Monday, December 2

six months in



Our little chicken recently turned six months. Six! I feel like this declaration ought to be followed with the usual musings on how fast time flies, where does time go, doesn't it seem like just yesterday he was a wee newborn, etc etc... But no. It feels pretty much exactly like it's been six months. Six hard, beautiful, transformative months of really, really shitty sleep.

But it's been slowly getting better and, some days, dare I say it's a bit easier. We made a big switch a few weeks past, moving Cash from our bed, where he'd nurse Lionel Ritchie-style (ALL NIGHT LONG), to his own crib, and he's taken to the change admirably. Miraculously, even. My quality of sleep is slowly improving, and there is more freedom and space in our days now as his sleep schedule is regulating. But even such a positive change can leave us reeling. One night early in this transition, with both boys in bed, asleep, by 8pm, my husband and I were circling around the house in a confused daze: what? no playing tag with the cranky baby? now you're it, now you're it? We hardly knew what to do with ourselves. I'm sure it won't take us too long to figure out.

One of my mama friends, who already had two kids, told me when I was pregnant with Cash that the first six months are the hardest. We're over that hump now, and I feel I'm breathing a little bit easier. While having two small boys has been exponentially harder than I thought it would be, and in some ways I did not anticipate, still, as I'd hoped, there were some ways in which it was easier than adjusting to life with our firstborn.

Here's how:




Lesson 1: You're already broken in

This was my greatest hope heading into the life of a mama of two: that all of the hard, hard work of learning to identify as a mother I did with Silas would pay off. And it did. While learning to mother two children is one hell of a learning curve, there's a lot you've already figured out. You've already given away all of your time. You're used to being interrupted. You know you're not the mama you thought you would be, and you've settled into being the mama your family needs you to be, and you know that's a much better thing. You and your partner have more or less figured out your roles as parents and partners. Your house is already trashed. In some ways, life with two doesn't look so much different than life with one, because you're already broken in. Which is good, because...

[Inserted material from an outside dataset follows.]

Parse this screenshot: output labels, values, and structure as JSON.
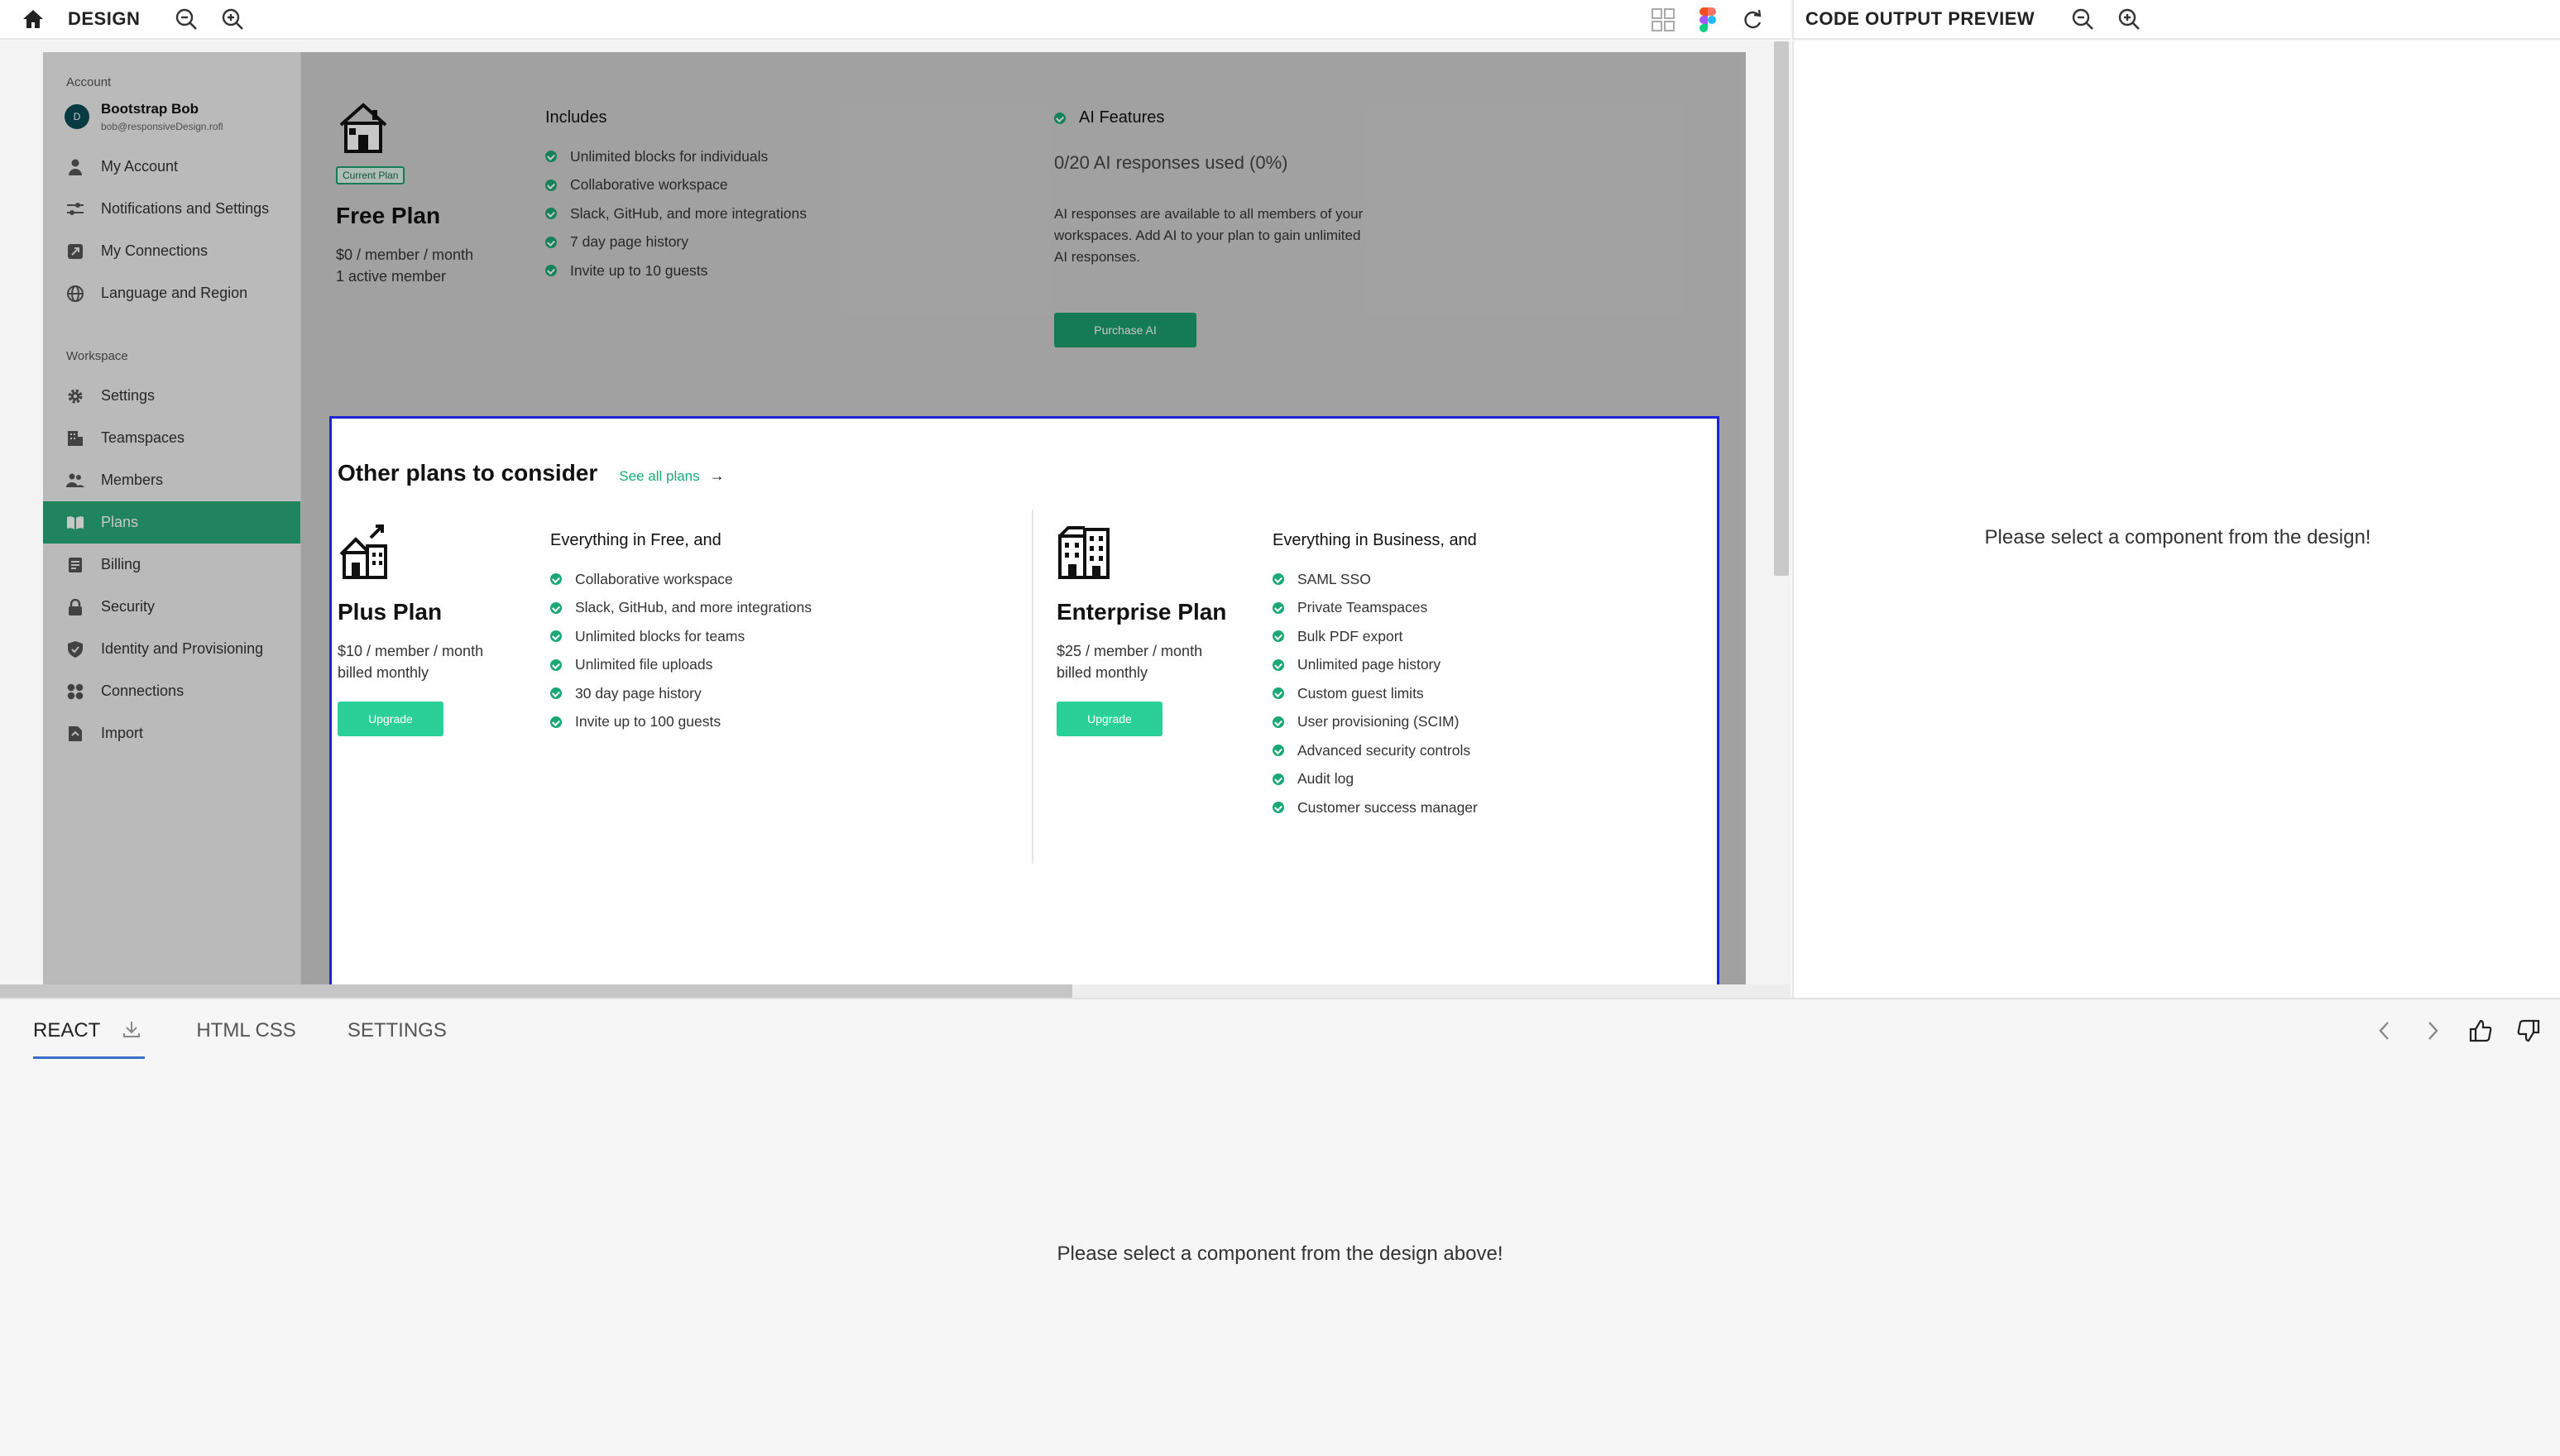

Lesson 2: You've lowered your expectations

...because life with two kids is a whole new ballgame. In fact, often it doesn't even look like the same sport. While this is wildly disorienting, and will shake you to the core of your being, one thing it won't do is be too much of a surprise, because you've learned the first go round to let go of expectations. Or, at least, to not take your expectations too seriously. You already know it won't look or feel anything like what you thought or imagined. You've already learned the hard way that most of your unhappiness stems from wishing hard for what you don't have and failing to embrace what you do have, which is this moment, your body, your breath, your baby, unvarnished, just as it is. You've learned the freedom that comes with accepting life as it comes. You know it's just that simple. (You also know that simple doesn't mean easy.)


Lesson 3: You know to wait it out

This may be the biggest one. I remember so keenly, holding a small, sleepless Silas in the dark hour of night and thinking, and really believing, that I would never sleep again. It felt like dying. While I could reason that there was little chance that this would be true, that Silas would grow up and no longer need me to soothe and feed him back to sleep, because I hadn't experienced it, I couldn't conceive of how this would possibly happen, so completely was I caught up in the discomfort of the moment. But once you've witnessed one child go from nursing all night to sleeping all night in his own bed THANK GOD, you know this: this new baby will, too. You know this baby will learn to sleep, eat, walk, will wean and speak, and often with very limited input from you besides your willingness to wait it out and let things unfold in their own good time. You know what's needed is less of your thinking and more of your patience. And so you wait, and in doing so, you get to relax a little. 


Lesson 4: Things change

You know to not get too comfortable with anything, good or bad, because your children are both evolving at lightning speed, and what holds true today may be history by tomorrow. Adaptability is key to survival, which is true as much of parenting as it is of the evolution of species. Change is the one true constant. Now you're more willing to plug your nose, jump in, and go with the flow.


Some days I look back at the first few months of my son's life and wonder, how did we manage to survive? But the fact that we're here is incontrovertible. And one more thing is true: I can hardly remember what it was like to have only one kid, just like I cannot fathom what my life was like before I had children. We are now a family of four. I am a mama of two. Life is sometimes hard, sometimes messy, sometimes scary. But it's always beautiful. Always.